December 8th, 2011 at 11:41AM
I thought a lot about Butz when writing the post, Jonathan.
Butz was tenured. NU had granted him lifetime institutional approval. Swamy is an untenured summer school teacher. Harvard has not vetted him and passed him through to permanent employment, and is under no obligation to continue him on some untenured permanent basis.
More than this: Just as no university is obligated to sponsor a speaker who calls for the killing of all homosexuals (it’s his free speech!), so no university is obligated to hire and rehire a person who calls for vicious policies against Muslims.
December 8th, 2011 at 3:35PM
Evidently Harvard is engaging in some embellishment (sensationalization) as to what Swamy actually wrote.
This whole “incitement to violence” bit doesn’t meet the legal standard.
http://thefire.org/article/13921.html
Equally indefensible is the contention that Swamy’s article was an incitement to violence. Yet, this is exactly what the chair of the Philosophy Department, Sean D. Kelly, said, according to the Crimson:
“I was persuaded … that the views expressed in Dr.
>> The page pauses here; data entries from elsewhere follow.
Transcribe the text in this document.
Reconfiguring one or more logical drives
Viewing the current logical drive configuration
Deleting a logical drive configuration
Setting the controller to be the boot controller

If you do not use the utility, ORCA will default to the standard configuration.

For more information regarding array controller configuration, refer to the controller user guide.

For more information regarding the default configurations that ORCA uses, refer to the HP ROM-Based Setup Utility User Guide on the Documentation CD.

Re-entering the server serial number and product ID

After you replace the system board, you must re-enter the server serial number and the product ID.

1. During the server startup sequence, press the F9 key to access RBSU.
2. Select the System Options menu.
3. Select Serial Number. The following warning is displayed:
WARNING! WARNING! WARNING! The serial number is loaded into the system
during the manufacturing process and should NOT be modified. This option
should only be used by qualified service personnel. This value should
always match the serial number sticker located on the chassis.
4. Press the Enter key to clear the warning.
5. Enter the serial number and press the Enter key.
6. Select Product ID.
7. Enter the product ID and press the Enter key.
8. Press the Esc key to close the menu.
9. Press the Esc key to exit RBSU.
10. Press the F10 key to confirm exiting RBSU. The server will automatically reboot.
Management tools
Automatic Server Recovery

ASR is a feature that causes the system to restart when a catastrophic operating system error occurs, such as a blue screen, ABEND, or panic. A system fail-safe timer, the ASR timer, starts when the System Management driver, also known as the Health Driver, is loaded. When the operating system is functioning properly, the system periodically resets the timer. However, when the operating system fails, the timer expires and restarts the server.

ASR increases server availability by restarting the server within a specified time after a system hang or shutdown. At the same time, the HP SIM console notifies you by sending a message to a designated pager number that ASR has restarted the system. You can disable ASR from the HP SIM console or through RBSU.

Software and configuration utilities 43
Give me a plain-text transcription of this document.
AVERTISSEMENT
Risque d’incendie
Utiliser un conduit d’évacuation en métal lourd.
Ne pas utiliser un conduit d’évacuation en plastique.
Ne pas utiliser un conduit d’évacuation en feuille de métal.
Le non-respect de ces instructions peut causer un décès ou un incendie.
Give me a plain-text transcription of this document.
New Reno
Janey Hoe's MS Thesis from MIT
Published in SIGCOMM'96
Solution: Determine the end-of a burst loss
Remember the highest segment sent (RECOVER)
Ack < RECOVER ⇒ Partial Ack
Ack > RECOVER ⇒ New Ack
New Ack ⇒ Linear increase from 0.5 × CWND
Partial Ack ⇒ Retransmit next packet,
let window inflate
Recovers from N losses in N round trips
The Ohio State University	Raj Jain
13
Swamy’s op-ed piece amounted to incitement of violence instead of protected political speech,” he wrote in an email to The Crimson.
Yet the op-ed comes nowhere near the careful definition of unprotected “incitement” announced by the Supreme Court in 1969. According to the Supreme Court, for speech to be considered “incitement,” it must be “directed to inciting or producing imminent lawless action and [be] likely to incite or produce such action.” Brandenburg v. Ohio, 395 U.S. 444 (1969). See also Hess v. Indiana, 414 U.S. 105 (1973) (holding that a protestor who shouted, “We’ll take the fucking street later” was not guilty of incitement because his “threat” “amounted to nothing more than advocacy of illegal action at some indefinite future time.”).
In the linked article you will also find several other arguments against Harvard’s latest move in this case.
December 8th, 2011 at 3:46PM
Thank you for those links, etc., Mike S. I realize this is a controversial move, and that the original article is subject to interpretation.